The X' (ML) Files - Finding Data in the Deep Web
With so much data being created daily (161 exabytes in 2006 alone—that’s a 10 with 18 zeros after it—according to IDC), finding complete answers to any search requires the ability to query textual and database information anywhere, internally or on the Web. The problem is that most of that data isn't contained in a webpage, but within a database that only gets displayed in response to user action.
“In 2000/2001 we did some analysis and realized that the quantity of documents from these deep web databases was far bigger than what everyone was calling the Internet,” said Jerry Tardif, vice-president of Bright Planet Corp., a search firm headquartered in Sioux Falls, S.D.
You can't just plug some search terms into Google to access all this data. It requires the use of a federated search tool.
“Google makes search look simple, but in fact search is not simple, particularly when completeness is important, said David Fuess, a computer scientist in Lawrence Livermore National Laboratory's Nonproliferation, Homeland and International Security (NHI) directorate. His team uses Bright Planet's Deep Query Manager (DQM) to look for information on end users of export-controlled goods which might have military uses.
“To be effective you must strike a proper balance that maximizes the probability that the information you seek is in the results and that the results can be reviewed within the response time allowed.”
Traditional Web searches, or searches against an organization's own content, consists of creating a database of words in those documents and then running a query against that database. Federated search is the ability to execute queries against multiple databases at the same time.
Internally, for example, a user could run a query on a customer that would turn up both invoices contained in the finance system as well as that customer's contract contained in the document management system. Expanding its scope to outside sources, the federated search engine could also pull up the most recent stock quote from Dow Jones, the bond rating from Moody's and the customer's latest filings with the Securities and Exchange Commission.

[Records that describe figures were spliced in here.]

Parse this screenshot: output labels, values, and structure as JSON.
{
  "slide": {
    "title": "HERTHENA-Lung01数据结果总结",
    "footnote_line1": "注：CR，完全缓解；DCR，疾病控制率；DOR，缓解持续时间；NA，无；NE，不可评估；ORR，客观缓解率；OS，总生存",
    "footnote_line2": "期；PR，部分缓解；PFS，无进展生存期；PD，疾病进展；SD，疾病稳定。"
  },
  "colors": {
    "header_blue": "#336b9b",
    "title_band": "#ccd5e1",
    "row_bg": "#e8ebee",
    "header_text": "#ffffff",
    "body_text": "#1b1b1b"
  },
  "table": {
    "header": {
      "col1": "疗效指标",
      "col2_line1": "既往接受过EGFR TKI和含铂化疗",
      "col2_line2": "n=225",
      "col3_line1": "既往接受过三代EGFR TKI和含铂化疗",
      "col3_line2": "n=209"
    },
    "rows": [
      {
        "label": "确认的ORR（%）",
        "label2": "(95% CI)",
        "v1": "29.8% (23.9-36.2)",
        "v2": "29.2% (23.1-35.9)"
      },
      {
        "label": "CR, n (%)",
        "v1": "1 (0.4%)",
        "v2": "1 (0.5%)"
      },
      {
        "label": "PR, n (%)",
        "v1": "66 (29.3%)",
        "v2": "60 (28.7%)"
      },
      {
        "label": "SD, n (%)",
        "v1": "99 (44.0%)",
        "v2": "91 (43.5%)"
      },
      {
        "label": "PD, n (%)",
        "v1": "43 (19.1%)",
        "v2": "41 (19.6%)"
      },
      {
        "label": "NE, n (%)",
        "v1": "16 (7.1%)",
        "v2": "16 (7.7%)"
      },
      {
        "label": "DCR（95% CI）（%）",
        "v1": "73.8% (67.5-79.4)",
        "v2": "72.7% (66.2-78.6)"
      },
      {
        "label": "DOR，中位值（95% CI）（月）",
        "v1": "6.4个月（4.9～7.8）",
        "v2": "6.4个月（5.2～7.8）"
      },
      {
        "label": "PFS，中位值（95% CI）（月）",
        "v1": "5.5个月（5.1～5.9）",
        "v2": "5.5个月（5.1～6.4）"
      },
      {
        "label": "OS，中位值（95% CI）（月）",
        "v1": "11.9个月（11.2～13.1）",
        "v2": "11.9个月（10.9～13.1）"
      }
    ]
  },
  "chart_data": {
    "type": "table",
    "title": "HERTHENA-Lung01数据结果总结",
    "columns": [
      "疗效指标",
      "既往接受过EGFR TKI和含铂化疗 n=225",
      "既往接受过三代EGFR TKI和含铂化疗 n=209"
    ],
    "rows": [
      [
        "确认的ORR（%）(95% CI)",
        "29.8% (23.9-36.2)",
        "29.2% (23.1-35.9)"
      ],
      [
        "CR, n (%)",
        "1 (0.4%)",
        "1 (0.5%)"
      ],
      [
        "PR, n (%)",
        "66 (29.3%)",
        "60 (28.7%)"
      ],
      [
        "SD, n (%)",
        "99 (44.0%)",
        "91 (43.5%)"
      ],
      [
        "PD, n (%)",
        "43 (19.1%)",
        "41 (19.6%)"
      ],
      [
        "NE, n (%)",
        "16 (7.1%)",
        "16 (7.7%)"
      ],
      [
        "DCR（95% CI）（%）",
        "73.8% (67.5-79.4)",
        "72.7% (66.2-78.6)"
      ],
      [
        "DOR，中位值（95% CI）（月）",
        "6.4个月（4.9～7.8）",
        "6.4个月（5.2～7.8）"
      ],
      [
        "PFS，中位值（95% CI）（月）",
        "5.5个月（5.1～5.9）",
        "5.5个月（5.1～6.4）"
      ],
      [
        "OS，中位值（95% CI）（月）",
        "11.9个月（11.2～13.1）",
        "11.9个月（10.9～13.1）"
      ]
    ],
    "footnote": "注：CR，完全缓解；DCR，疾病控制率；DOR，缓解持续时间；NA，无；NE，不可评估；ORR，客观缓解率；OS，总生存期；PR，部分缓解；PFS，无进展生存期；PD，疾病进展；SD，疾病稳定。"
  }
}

Creating a federated search engine is more than just a matter of installing some software. “IT staff needs to understand that this is not a trivial undertaking,” said Abe Lederman, president of Deep Web Technologies, which develops the Explorit federated search software. “It is very unlikely that this is something an IT person can just purchase a copy of it, set it up and run it.”
The first step is surveying what resources are available to be searched. This is relatively simple when dealing with data the organization owns, but gets far more complex when locating outside sources. No one knows exactly the number of publicly available databases on the Internet, but the CompletePlanet directory has a searchable and browse-able list of more than 70,000 online databases and specialty search engines.
“If an agency is federating search on their own databases, they generally know what they have, where it is, and the type of information that is in there,” said BrightPlanet's Tardiff. “But if they are doing something on the outside, they need subject matter expertise on what public sources are available.”
Once you have selected the databases to include in the search, there is the matter of creating links and writing the code needed to execute the query on each of those databases. This can include writing appropriate log in scripts. These scripts need to be checked regularly and updated whenever the underlying database structure changes. A final step is to refine the user interface that aggregates the data from these different sources and presents it to the end user.
Roy Tennant, the User Services architect for the California Digital Library, (the group that provides centralized digital access to the collections of all University of California campuses, as well as hundreds of other databases) found that an off the shelf product didn't provide the needed functions without extensive customization.
“Since the user interface of the commercial product was not as flexible as we required, we needed to build our own user interface layer and use the application program interface (API) of the commercial application to handle the connections to multiple sources, the searching, merging of search results, de-duplication, and ranking, said Tennant.
“This also required us to work with the vendor and the product user community to create a prioritized list of enhancements to the vendor’s API and wait for those enhancements to be provided (which they were).”
The work doesn't stop once a site is up and running. The U.S. Department of Energy's Office of Scientific and Technical Information (OSTI) maintains the science.gov site which provides a common public search interface for thirty scientific databases of a dozen federal agencies, as well as the newly launched worldwidescience.org site which searches the scientific databases of ten countries.
In February, OSTI released the 4.0 version of science.gov—created and maintained by Deep Web Technologies—which included relevance ranking based on the full text of document, rather than just the metadata and summary.
“Adding full-text relevance ranking was the most significant improvement, but there were others,” said OSTI director Walt Warnick. “We also added alert services where you can put a query in and each week you get an email about anything new that has turned up in any of the thirty databases, without repeating what you found previously.”
And that, as Fuess said, is the key to developing an effective federated search engine: Including all the relevant data sources, but without burying the user with more hits than he can possibly look at in the time available.